A U.S. trademark registration must be maintained every five years, and renewed every ten, to keep it active and enforceable.  A component of this is the trademark owner filing an affidavit with the Trademark Office, stating the trademark owner is still using the mark in connection with the goods and services in the registration.  The affidavit had to be accompanied by a current specimen showing at least one good or service in the registration actually in use.

This changed recently.  Trademark owners need to know about this change, because of the catastrophic impact it can have on their valuable brands/marks.

The Trademark Office implemented a new rule for trademark renewals and maintenance.  A trademark owner must now submit evidence of use for every type of good or service claimed in the registration.  Failure to do so can result in the Trademark Office deleting goods or services for which the trademark owner can’t prove use.  Worse still, a failure to respond to the Office’s request for additional proof of use can result in cancellation of the entire registration and loss of that brand’s trademark protection.

How do you as a mark owner avoid this? I suggest doing the following:

  • When a maintenance or renewal affidavit is filed, items you’re no longer selling and services you’re no longer providing should be deleted.
  • When filing a registration application, don’t throw in the kitchen sink by having a huge list of goods and services in the application. Only list what’s actually being sold or provided or that you’re intending to sell or provide.
  • Keep records of what you’re actually selling and offering and review it periodically.

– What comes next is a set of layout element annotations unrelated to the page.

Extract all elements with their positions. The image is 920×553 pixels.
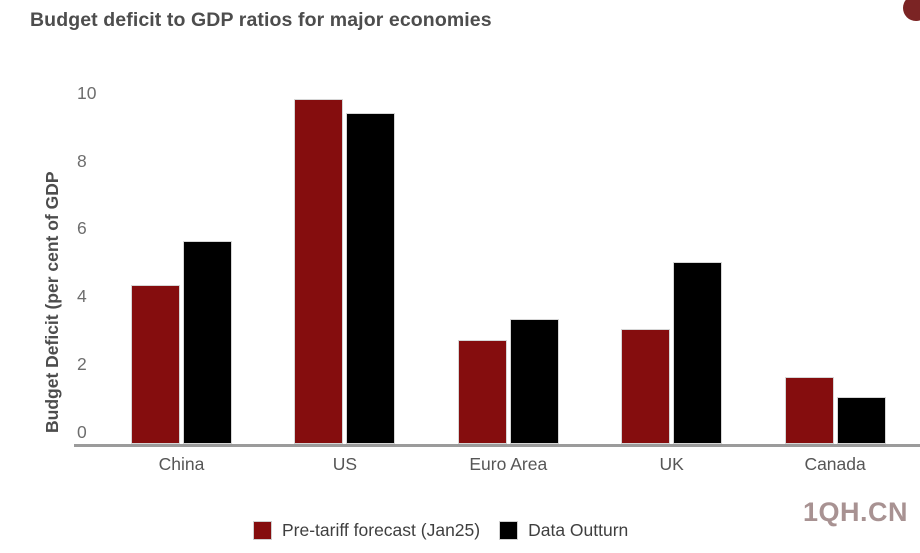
x-axis-label-canada: Canada [804,454,866,474]
watermark: 1QH.CN [802,497,908,527]
bar-china-series-1 [183,241,232,445]
logo-circle-badge [903,0,920,21]
bar-us-series-1 [346,112,396,445]
bar-euro-area-series-0 [457,339,507,445]
legend: Pre-tariff forecast (Jan25) Data Outturn [253,520,628,541]
x-axis-label-china: China [158,454,205,474]
x-axis-label-euro-area: Euro Area [469,454,548,474]
legend-swatch-0 [253,521,272,540]
y-axis-label: Budget Deficit (per cent of GDP [42,171,62,433]
y-tick-label-10: 10 [77,83,97,103]
y-tick-label-6: 6 [77,218,87,239]
legend-label-0: Pre-tariff forecast (Jan25) [282,520,481,540]
legend-item-1: Data Outturn [499,520,628,541]
bar-canada-series-1 [836,397,886,445]
chart-title: Budget deficit to GDP ratios for major e… [30,9,492,31]
legend-label-1: Data Outturn [528,520,629,540]
bar-uk-series-1 [673,261,723,445]
bar-uk-series-0 [621,329,671,445]
x-axis-label-uk: UK [659,454,684,474]
bar-canada-series-0 [784,376,834,445]
bar-china-series-0 [131,285,180,445]
y-tick-label-4: 4 [77,286,87,307]
y-tick-label-8: 8 [77,150,87,171]
legend-item-0: Pre-tariff forecast (Jan25) [253,520,480,541]
x-axis-label-us: US [332,454,358,474]
legend-swatch-1 [499,521,519,540]
y-tick-label-0: 0 [77,421,87,442]
x-axis-line [74,444,920,447]
bar-us-series-0 [294,99,344,445]
y-tick-label-2: 2 [77,353,87,374]
bar-euro-area-series-1 [509,319,559,445]
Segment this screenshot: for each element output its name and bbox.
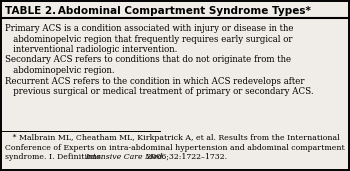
Text: interventional radiologic intervention.: interventional radiologic intervention.: [5, 45, 177, 54]
Text: previous surgical or medical treatment of primary or secondary ACS.: previous surgical or medical treatment o…: [5, 87, 314, 96]
Text: * Malbrain ML, Cheatham ML, Kirkpatrick A, et al. Results from the International: * Malbrain ML, Cheatham ML, Kirkpatrick …: [5, 134, 339, 142]
Text: 2006;32:1722–1732.: 2006;32:1722–1732.: [144, 153, 227, 161]
Text: Primary ACS is a condition associated with injury or disease in the: Primary ACS is a condition associated wi…: [5, 24, 294, 33]
Text: Intensive Care Med.: Intensive Care Med.: [85, 153, 165, 161]
Text: Abdominal Compartment Syndrome Types*: Abdominal Compartment Syndrome Types*: [47, 5, 311, 16]
Text: abdominopelvic region.: abdominopelvic region.: [5, 66, 115, 75]
Text: TABLE 2.: TABLE 2.: [5, 5, 56, 16]
Text: Secondary ACS refers to conditions that do not originate from the: Secondary ACS refers to conditions that …: [5, 56, 291, 64]
Text: Recurrent ACS refers to the condition in which ACS redevelops after: Recurrent ACS refers to the condition in…: [5, 76, 304, 86]
Text: Conference of Experts on intra-abdominal hypertension and abdominal compartment: Conference of Experts on intra-abdominal…: [5, 143, 345, 152]
Text: abdominopelvic region that frequently requires early surgical or: abdominopelvic region that frequently re…: [5, 35, 293, 43]
Text: syndrome. I. Definitions.: syndrome. I. Definitions.: [5, 153, 106, 161]
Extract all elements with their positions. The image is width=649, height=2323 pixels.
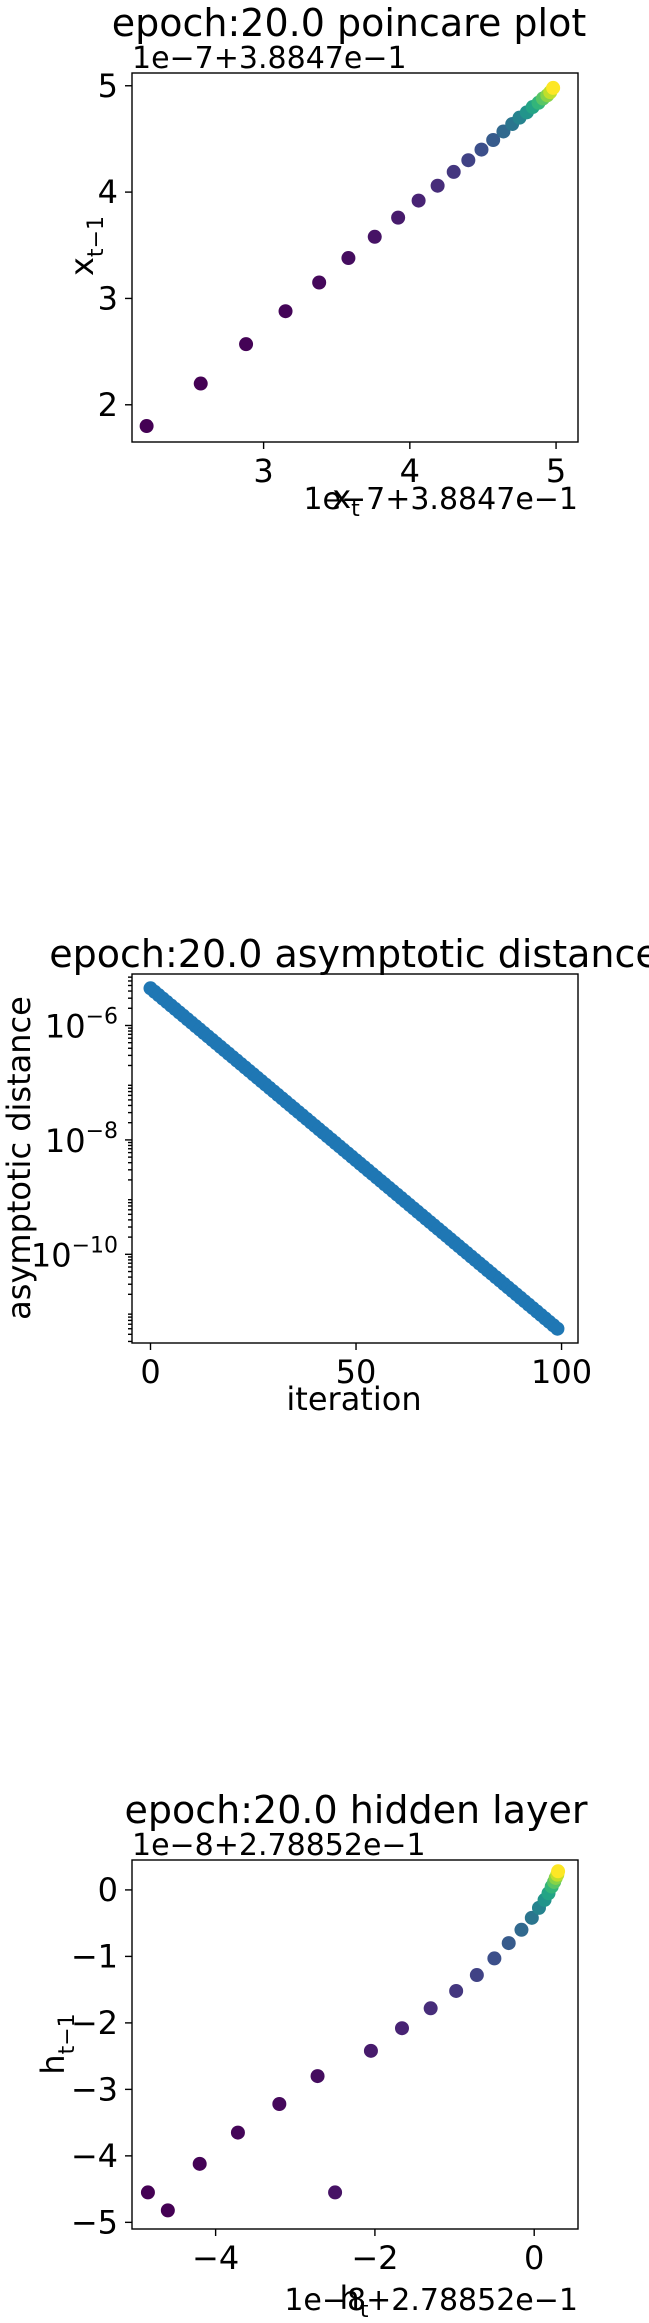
hidden-ytick-label: −1 bbox=[71, 1937, 118, 1975]
asymptotic-chart: epoch:20.0 asymptotic distance 0 50 100 10−… bbox=[0, 932, 649, 1418]
hidden-point bbox=[423, 2001, 438, 2016]
hidden-point bbox=[310, 2069, 325, 2084]
poincare-point bbox=[411, 193, 426, 208]
hidden-point bbox=[514, 1922, 529, 1937]
asymptotic-xlabel: iteration bbox=[286, 1380, 421, 1418]
asymptotic-ylabel: asymptotic distance bbox=[0, 996, 38, 1320]
poincare-point bbox=[139, 419, 154, 434]
asymptotic-points bbox=[143, 981, 565, 1336]
hidden-point bbox=[469, 1968, 484, 1983]
poincare-ytick-label: 3 bbox=[98, 279, 118, 317]
poincare-point bbox=[278, 304, 293, 319]
hidden-point bbox=[140, 2185, 155, 2200]
hidden-point bbox=[449, 1983, 464, 1998]
hidden-point bbox=[230, 2125, 245, 2140]
hidden-plot-area bbox=[131, 1859, 579, 2230]
hidden-chart: epoch:20.0 hidden layer 1e−8+2.78852e−1 … bbox=[34, 1788, 588, 2323]
hidden-ytick-label: −3 bbox=[71, 2070, 118, 2108]
poincare-point bbox=[430, 178, 445, 193]
poincare-ylabel-sub: t−1 bbox=[84, 216, 109, 257]
hidden-point bbox=[551, 1864, 566, 1879]
poincare-point bbox=[391, 210, 406, 225]
poincare-points bbox=[139, 80, 561, 434]
hidden-point bbox=[394, 2021, 409, 2036]
poincare-xtick-label: 5 bbox=[546, 452, 566, 490]
asymptotic-ytick-label: 10−10 bbox=[31, 1233, 118, 1274]
poincare-xlabel-sub: t bbox=[351, 497, 360, 522]
poincare-point bbox=[367, 229, 382, 244]
hidden-ylabel: ht−1 bbox=[34, 2013, 80, 2074]
poincare-point bbox=[312, 275, 327, 290]
hidden-point bbox=[487, 1951, 502, 1966]
asymptotic-ticks: 0 50 100 10−6 10−8 10−10 bbox=[31, 976, 592, 1391]
asymptotic-point bbox=[550, 1321, 565, 1336]
hidden-point bbox=[328, 2185, 343, 2200]
poincare-point bbox=[446, 164, 461, 179]
hidden-xtick-label: 0 bbox=[524, 2239, 544, 2277]
poincare-ytick-label: 4 bbox=[98, 173, 118, 211]
hidden-point bbox=[501, 1936, 516, 1951]
hidden-ytick-label: −5 bbox=[71, 2203, 118, 2241]
asymptotic-ytick-label: 10−8 bbox=[45, 1119, 118, 1160]
hidden-point bbox=[192, 2156, 207, 2171]
hidden-points bbox=[140, 1864, 566, 2218]
poincare-plot-area bbox=[131, 72, 579, 443]
poincare-point bbox=[486, 132, 501, 147]
poincare-point bbox=[546, 80, 561, 95]
hidden-xlabel-sub: t bbox=[360, 2298, 369, 2323]
poincare-ytick-label: 2 bbox=[98, 386, 118, 424]
hidden-ytick-label: 0 bbox=[98, 1871, 118, 1909]
poincare-xtick-label: 4 bbox=[400, 452, 420, 490]
hidden-xtick-label: −4 bbox=[192, 2239, 239, 2277]
asymptotic-xtick-label: 50 bbox=[336, 1353, 377, 1391]
poincare-chart: epoch:20.0 poincare plot 1e−7+3.8847e−1 … bbox=[63, 1, 586, 522]
hidden-point bbox=[160, 2203, 175, 2218]
asymptotic-ytick-label: 10−6 bbox=[45, 1004, 118, 1045]
asymptotic-title: epoch:20.0 asymptotic distance bbox=[49, 932, 649, 976]
poincare-x-offset: 1e−7+3.8847e−1 bbox=[303, 482, 578, 517]
hidden-ytick-label: −4 bbox=[71, 2137, 118, 2175]
poincare-ticks: 3 4 5 2 3 4 5 bbox=[98, 67, 567, 490]
asymptotic-xtick-label: 0 bbox=[140, 1353, 160, 1391]
hidden-ytick-label: −2 bbox=[71, 2004, 118, 2042]
poincare-point bbox=[193, 376, 208, 391]
poincare-point bbox=[461, 153, 476, 168]
hidden-y-offset: 1e−8+2.78852e−1 bbox=[132, 1828, 426, 1863]
hidden-ticks: −4 −2 0 0 −1 −2 −3 −4 −5 bbox=[71, 1871, 545, 2277]
poincare-point bbox=[239, 337, 254, 352]
hidden-title: epoch:20.0 hidden layer bbox=[125, 1788, 588, 1832]
poincare-xtick-label: 3 bbox=[253, 452, 273, 490]
hidden-x-offset: 1e−8+2.78852e−1 bbox=[284, 2283, 578, 2318]
hidden-point bbox=[272, 2097, 287, 2112]
poincare-point bbox=[341, 251, 356, 266]
hidden-point bbox=[524, 1910, 539, 1925]
hidden-ylabel-sub: t−1 bbox=[55, 2013, 80, 2054]
asymptotic-xtick-label: 100 bbox=[531, 1353, 592, 1391]
hidden-xtick-label: −2 bbox=[351, 2239, 398, 2277]
poincare-ylabel: xt−1 bbox=[63, 216, 109, 276]
poincare-point bbox=[474, 142, 489, 157]
poincare-title: epoch:20.0 poincare plot bbox=[112, 1, 586, 45]
hidden-point bbox=[363, 2043, 378, 2058]
poincare-y-offset: 1e−7+3.8847e−1 bbox=[132, 41, 407, 76]
poincare-ytick-label: 5 bbox=[98, 67, 118, 105]
asymptotic-plot-area bbox=[131, 973, 579, 1344]
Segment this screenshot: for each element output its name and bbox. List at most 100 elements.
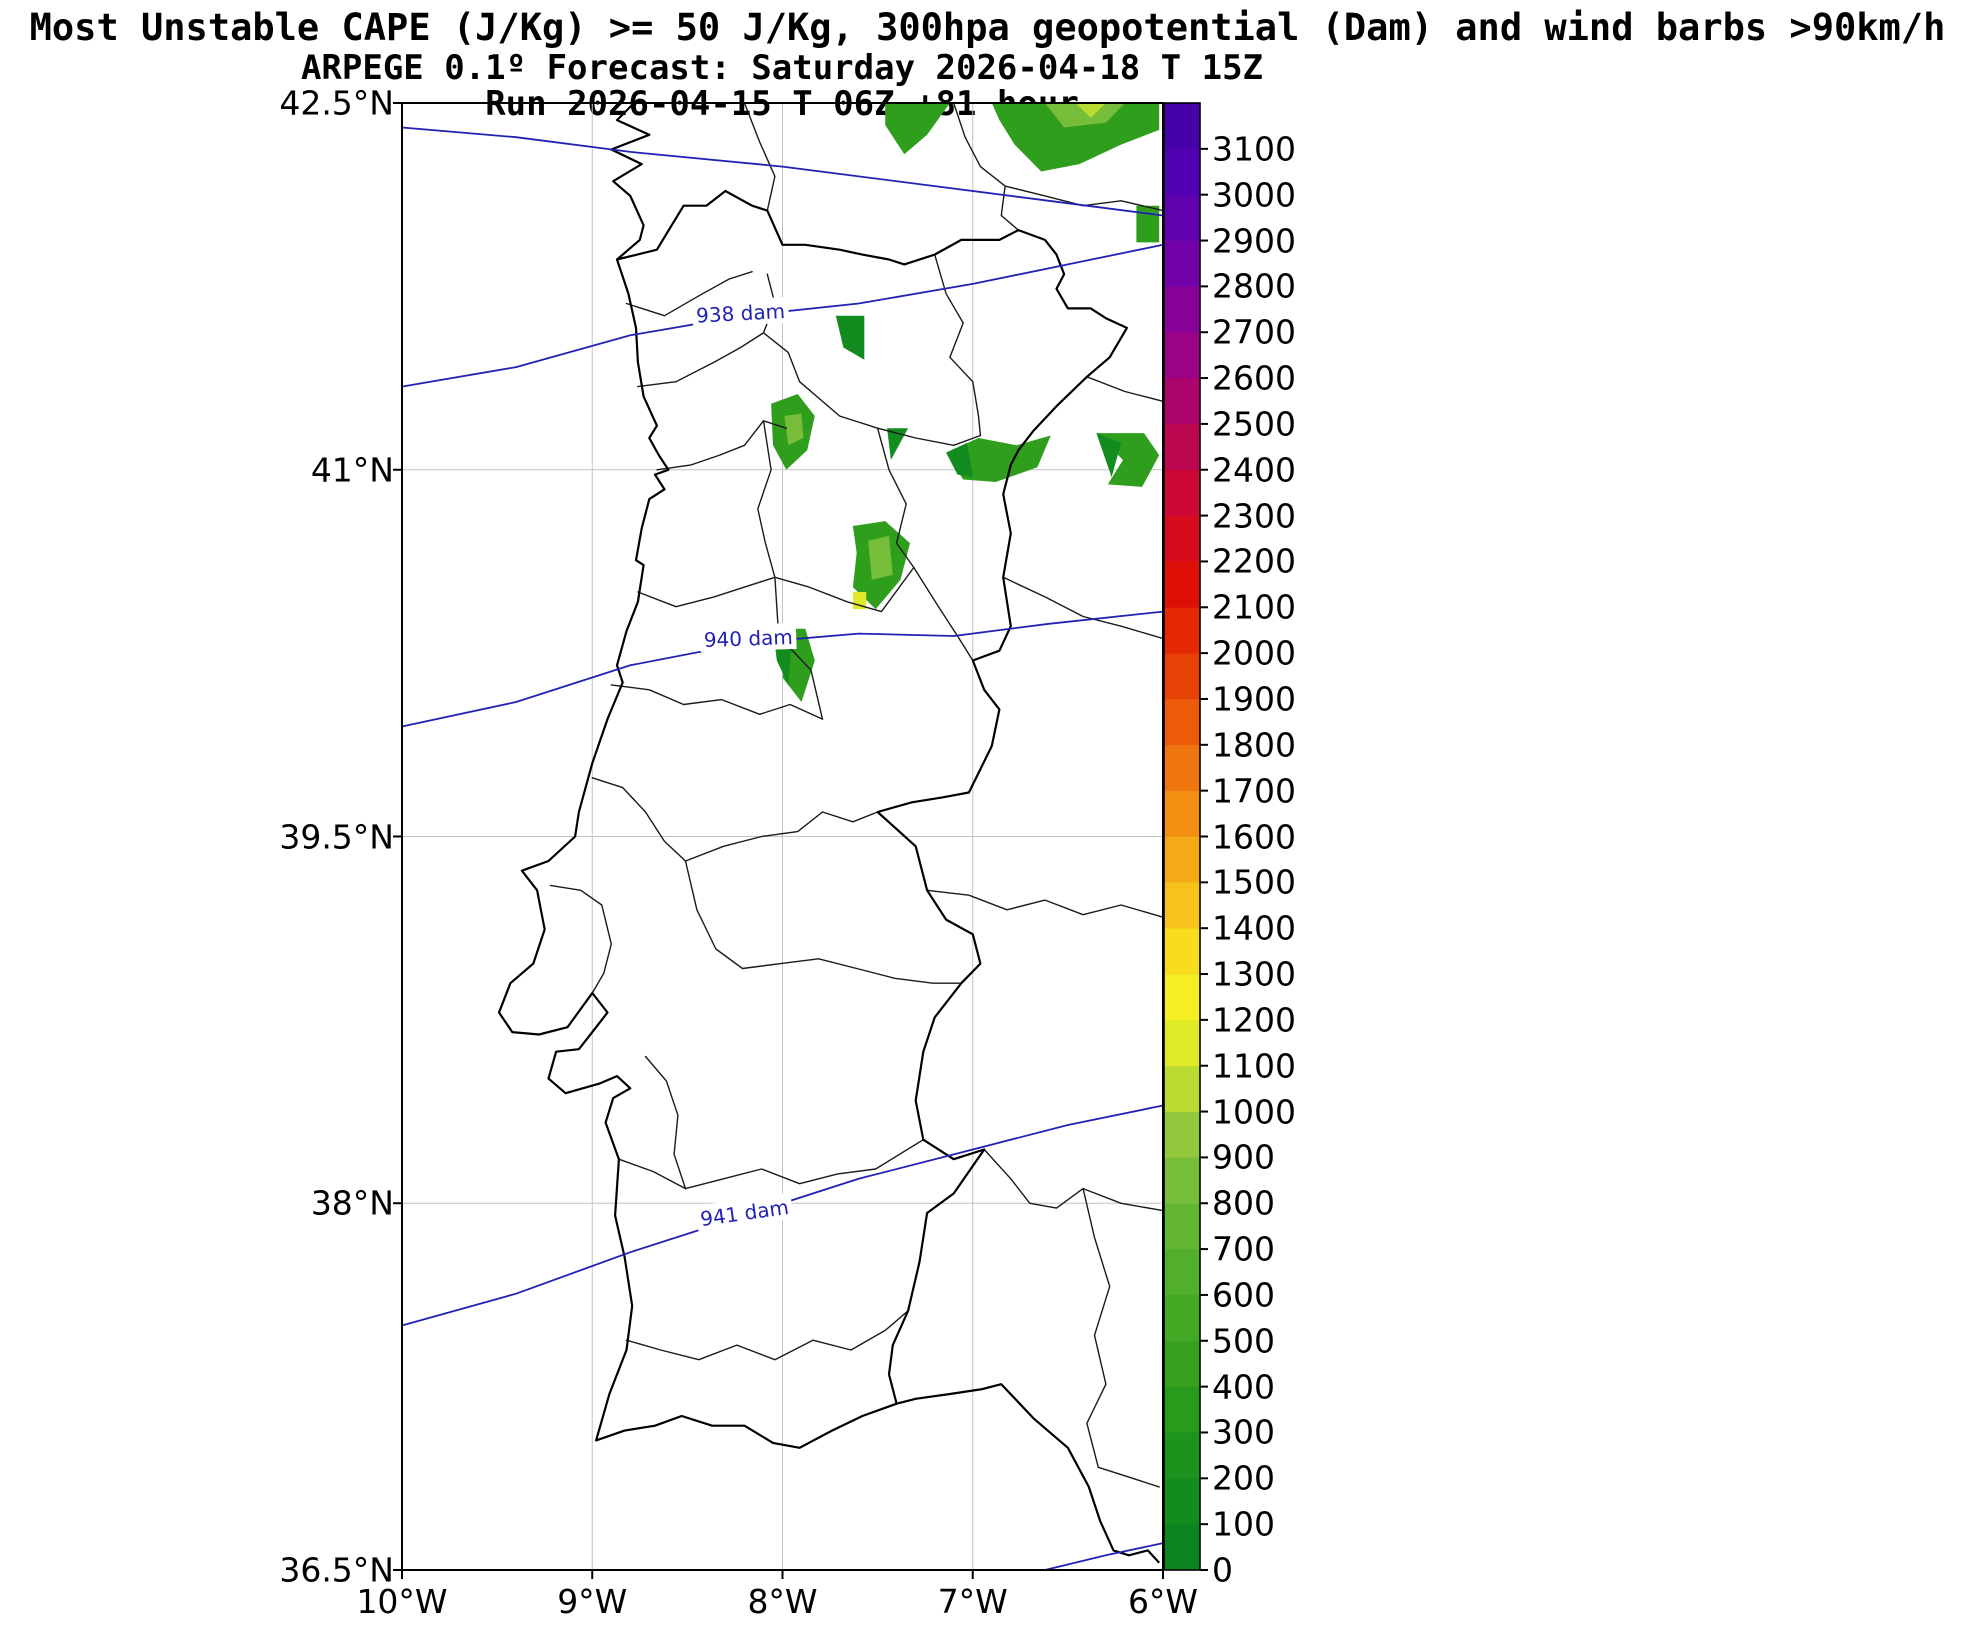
y-tick-label: 36.5°N <box>279 1550 394 1590</box>
colorbar-band <box>1164 469 1200 516</box>
colorbar-tick-label: 2000 <box>1212 633 1296 673</box>
colorbar-band <box>1164 1065 1200 1112</box>
cape-patch <box>885 103 950 155</box>
colorbar-band <box>1164 286 1200 333</box>
chart-subtitle-forecast: ARPEGE 0.1º Forecast: Saturday 2026-04-1… <box>300 48 1264 88</box>
colorbar-band <box>1164 331 1200 379</box>
colorbar-band <box>1164 652 1200 700</box>
cape-patch <box>946 435 1051 482</box>
colorbar-tick-label: 1900 <box>1212 679 1296 719</box>
colorbar-tick-label: 1200 <box>1212 1000 1296 1040</box>
colorbar-tick-label: 2700 <box>1212 312 1296 352</box>
colorbar-band <box>1164 744 1200 791</box>
district-boundary <box>1097 1466 1160 1488</box>
district-boundary <box>798 381 982 446</box>
x-tick-label: 8°W <box>747 1582 818 1621</box>
y-tick-label: 38°N <box>310 1183 394 1223</box>
district-boundary <box>1086 376 1164 402</box>
colorbar-band <box>1164 1432 1200 1479</box>
district-boundary <box>625 270 753 317</box>
colorbar-tick-label: 2900 <box>1212 221 1296 261</box>
colorbar-tick-label: 1600 <box>1212 817 1296 856</box>
contour-label-group: 941 dam <box>695 1192 794 1232</box>
colorbar-tick-label: 1500 <box>1212 862 1296 902</box>
district-boundary <box>684 811 879 862</box>
colorbar-tick-label: 300 <box>1212 1412 1275 1452</box>
cape-patch <box>868 535 893 580</box>
colorbar-band <box>1164 1202 1200 1250</box>
colorbar-band <box>1164 973 1200 1021</box>
colorbar-band <box>1164 1478 1200 1525</box>
colorbar-band <box>1164 148 1200 195</box>
colorbar-tick-label: 100 <box>1212 1504 1275 1544</box>
district-boundary <box>618 1158 687 1190</box>
colorbar-tick-label: 200 <box>1212 1458 1275 1498</box>
district-boundary <box>684 1138 924 1190</box>
contour-label: 940 dam <box>703 625 793 652</box>
district-boundary <box>741 958 962 984</box>
district-boundary <box>644 1055 687 1190</box>
district-boundary <box>591 777 687 862</box>
chart-title: Most Unstable CAPE (J/Kg) >= 50 J/Kg, 30… <box>29 6 1946 49</box>
colorbar-band <box>1164 927 1200 975</box>
cape-patch <box>835 315 865 360</box>
district-boundary <box>656 420 787 471</box>
district-boundary <box>953 102 1020 231</box>
colorbar-band <box>1164 1386 1200 1433</box>
coastline <box>497 102 1161 1564</box>
district-boundary <box>684 860 744 970</box>
colorbar-band <box>1164 882 1200 929</box>
cape-patch <box>991 103 1160 172</box>
colorbar-band <box>1164 1523 1200 1571</box>
colorbar <box>1163 102 1208 1571</box>
district-boundary <box>1002 576 1164 640</box>
district-boundary <box>934 253 982 437</box>
cape-patch <box>784 413 804 446</box>
colorbar-band <box>1164 1157 1200 1204</box>
contour-label: 938 dam <box>696 299 786 328</box>
district-boundary <box>983 1148 1164 1212</box>
district-boundary <box>762 332 801 383</box>
y-tick-label: 41°N <box>310 450 394 490</box>
colorbar-band <box>1164 790 1200 837</box>
geopotential-contour <box>401 610 1164 728</box>
geopotential-contour <box>401 126 1164 217</box>
portugal-spain-border <box>616 189 1129 1404</box>
colorbar-band <box>1164 1019 1200 1067</box>
colorbar-band <box>1164 515 1200 562</box>
colorbar-tick-label: 1000 <box>1212 1092 1296 1132</box>
colorbar-tick-label: 400 <box>1212 1367 1275 1407</box>
colorbar-tick-label: 500 <box>1212 1321 1275 1361</box>
colorbar-band <box>1164 1340 1200 1387</box>
colorbar-band <box>1164 1294 1200 1342</box>
district-boundary <box>549 884 603 906</box>
colorbar-tick-label: 3000 <box>1212 175 1296 215</box>
district-boundary <box>926 889 1164 918</box>
colorbar-tick-label: 2600 <box>1212 358 1296 398</box>
colorbar-band <box>1164 698 1200 746</box>
colorbar-tick-label: 2800 <box>1212 266 1296 306</box>
colorbar-tick-label: 1400 <box>1212 908 1296 948</box>
y-tick-label: 39.5°N <box>279 817 394 856</box>
colorbar-tick-label: 1700 <box>1212 771 1296 811</box>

This allows you to make sure you can prove what goods and services in your registration you’re actually selling or offering.  You can begin to sell or offer anything in your registration that you haven’t before the next maintenance/renewal time and keep track of what needs to be deleted from the affidavit when it’s time to file it.

The reason for this huge change in proving use?  The Trademark Office did an audit of several hundred trademark owners seeking renewal.  They found that over 1/2 of these trademark owners couldn’t supply requested proof of use for at least some of the goods and services listed in their registrations.  The Trademark Office wants to stop trademark owners from unfairly holding monopolies that registered marks provide, when those marks aren’t being used for some goods and services listed in their registrations.  The Trademark Office considers it abuse of the registration process.

As far as the Trademark Office is now concerned, failure to prove use is abuse.  And, an abused trademark is one for which you can lose protection for unused goods or services, or lose your registration altogether.  So, in trademark, as in some other aspects of life, use it, or lose it.